Nel settembre del 2009 il sindaco  getta la spugna e  annuncia che inizierà la politica delle compensazioni. “Purtroppo non c'é piú niente da fare, ma almeno dobbiamo dirglielo a Obama, che non si merita il  Premio Nobel della Pace, per non aver fermato la costruzione della megabase!”, pensano molti vicentini imbarcandosi il 10 dicembre in un volo per Oslo per presenziare alla cerimonia. Con il senno di poi, dobbiamo riconoscere che il potere del presidente, contrastato dallo stesso Congresso, é stato molto limitato. Adesso, la megabase é diventata una realtá, grazie a centinaia di migliaia di metri cubi di cemento. Ha edifici alti fino a 23 metri e mezzo,  depositi di armi e centri di comando, alternati a  centri fitness, scuole e campi da gioco. L'accordo sulle  compensazioni, alla fine é stato firmato: la cittá riceve 11 milioni di euro per costruire una tangenziale, mentre perde un'importante falda acquifera e un altro po' di libertá.
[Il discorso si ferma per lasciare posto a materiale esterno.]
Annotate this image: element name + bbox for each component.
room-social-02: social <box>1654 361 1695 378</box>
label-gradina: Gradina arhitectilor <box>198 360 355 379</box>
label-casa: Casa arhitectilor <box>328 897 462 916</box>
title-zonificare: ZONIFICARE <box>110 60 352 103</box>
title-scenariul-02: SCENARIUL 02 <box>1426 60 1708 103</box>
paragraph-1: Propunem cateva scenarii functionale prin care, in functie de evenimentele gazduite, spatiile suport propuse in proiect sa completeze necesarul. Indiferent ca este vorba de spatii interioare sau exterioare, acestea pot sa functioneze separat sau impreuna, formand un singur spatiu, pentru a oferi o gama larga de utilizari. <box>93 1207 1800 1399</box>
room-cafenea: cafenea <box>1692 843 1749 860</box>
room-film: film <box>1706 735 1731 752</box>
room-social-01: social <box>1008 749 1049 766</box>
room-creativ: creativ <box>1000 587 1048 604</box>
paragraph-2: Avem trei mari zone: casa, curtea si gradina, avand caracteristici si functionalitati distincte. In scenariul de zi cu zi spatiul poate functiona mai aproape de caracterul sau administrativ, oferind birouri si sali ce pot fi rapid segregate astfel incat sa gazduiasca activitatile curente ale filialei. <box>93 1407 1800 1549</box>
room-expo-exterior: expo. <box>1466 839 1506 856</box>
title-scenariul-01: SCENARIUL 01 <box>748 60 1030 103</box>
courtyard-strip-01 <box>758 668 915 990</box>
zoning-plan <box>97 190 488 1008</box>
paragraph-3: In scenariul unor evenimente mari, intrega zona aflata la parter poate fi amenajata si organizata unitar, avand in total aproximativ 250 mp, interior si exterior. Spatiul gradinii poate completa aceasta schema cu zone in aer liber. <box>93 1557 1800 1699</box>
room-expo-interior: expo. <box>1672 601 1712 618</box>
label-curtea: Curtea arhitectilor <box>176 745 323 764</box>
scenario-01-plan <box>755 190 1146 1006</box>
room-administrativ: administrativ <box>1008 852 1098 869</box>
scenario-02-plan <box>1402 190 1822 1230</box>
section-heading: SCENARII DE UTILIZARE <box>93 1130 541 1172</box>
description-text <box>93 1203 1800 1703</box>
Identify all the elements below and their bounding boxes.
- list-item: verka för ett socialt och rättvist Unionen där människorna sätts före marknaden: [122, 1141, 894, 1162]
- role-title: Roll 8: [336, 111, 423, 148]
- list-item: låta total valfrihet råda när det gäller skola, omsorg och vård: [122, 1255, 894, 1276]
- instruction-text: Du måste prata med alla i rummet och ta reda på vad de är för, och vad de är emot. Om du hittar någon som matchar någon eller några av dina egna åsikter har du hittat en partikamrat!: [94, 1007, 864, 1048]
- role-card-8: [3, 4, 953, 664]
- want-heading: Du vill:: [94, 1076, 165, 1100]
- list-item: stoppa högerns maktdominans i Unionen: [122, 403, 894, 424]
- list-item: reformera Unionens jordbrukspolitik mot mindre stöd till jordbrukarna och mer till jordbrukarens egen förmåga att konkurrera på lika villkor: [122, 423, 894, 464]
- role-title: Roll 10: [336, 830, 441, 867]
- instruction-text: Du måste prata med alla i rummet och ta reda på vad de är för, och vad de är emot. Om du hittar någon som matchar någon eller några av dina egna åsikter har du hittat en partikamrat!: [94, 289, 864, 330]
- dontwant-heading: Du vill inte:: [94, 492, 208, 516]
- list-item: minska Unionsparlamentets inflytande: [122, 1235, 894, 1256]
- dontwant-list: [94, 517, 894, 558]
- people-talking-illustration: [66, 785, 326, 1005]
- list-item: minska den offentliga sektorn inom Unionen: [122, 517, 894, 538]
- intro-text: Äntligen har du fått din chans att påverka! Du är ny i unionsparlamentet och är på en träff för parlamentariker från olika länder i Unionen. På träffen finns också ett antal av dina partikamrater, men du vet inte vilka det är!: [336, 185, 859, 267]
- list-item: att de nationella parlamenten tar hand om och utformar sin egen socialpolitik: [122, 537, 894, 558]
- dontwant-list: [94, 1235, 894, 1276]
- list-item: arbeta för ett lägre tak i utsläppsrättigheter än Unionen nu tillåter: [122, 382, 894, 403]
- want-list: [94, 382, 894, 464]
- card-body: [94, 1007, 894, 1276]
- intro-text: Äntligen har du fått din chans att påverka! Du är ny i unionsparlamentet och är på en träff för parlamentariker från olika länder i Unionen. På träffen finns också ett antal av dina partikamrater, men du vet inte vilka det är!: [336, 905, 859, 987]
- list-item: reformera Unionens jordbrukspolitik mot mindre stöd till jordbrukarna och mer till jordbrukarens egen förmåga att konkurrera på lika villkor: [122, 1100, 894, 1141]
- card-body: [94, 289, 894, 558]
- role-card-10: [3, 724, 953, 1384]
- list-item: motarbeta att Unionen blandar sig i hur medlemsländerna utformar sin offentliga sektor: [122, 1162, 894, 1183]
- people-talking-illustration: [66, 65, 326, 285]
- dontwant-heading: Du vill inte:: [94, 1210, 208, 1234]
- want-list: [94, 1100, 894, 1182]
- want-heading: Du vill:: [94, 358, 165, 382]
Ci sono, nelle due basi, un totale di 12.000 soldati americani. Se ci hanno favorito posti di lavoro, come qualche illuso sperava? No. Importano tutto dagli Stati Uniti, anche l'acqua minerale. Noi cittadini e cittadine non vorremmo mai che venga usata per interventi contri i Nemici di turno (che é cosí facile creare secondo le esigenze del momento). “Mettete dei fiori nei vostri cannoni”, abbiamo cantato in coro tante volte questa vecchia canzone, (e non ci stancheremo mai di cantarla), quelli che abbiamo vissuto l'esperienza del Presidio. Anche se é difficile che ci ascoltino,  i generali. E adesso in tanti ci tirano per la manica, a noi italiani, per andare “a fare il nostro dovere contro l'Isis”. “L'Italia é un paese di mamme paurose, dobbiamo svegliarci e combattere una buona volta contro il Califfato, da veri maschi”. Sento queste baggianate nei talk show dove  alcuni  tra i politici  buzzurri che proliferano sul suolo italico, si improvvisano strateghi e chiedono di bombardare  (un po' a casaccio)  la “nostra” Libia (o era il Libano? A volte ci si confonde...). No,  gli risponderei. Rileggetevi l'articolo 11 della nostra Costituzione, che afferma che l'Italia ripudia la guerra come mezzo di risoluzione dei conflitti. Lo scrissero col loro sangue i nostri nonni. Sappiamo che l'umanitá non é ancora pronta ad assumerlo: ci sono e ci saranno guerre,  ma se non manteniamo alta l'Utopia, come una fiaccola sopra le tenebre,  non faremo mai un passo avanti.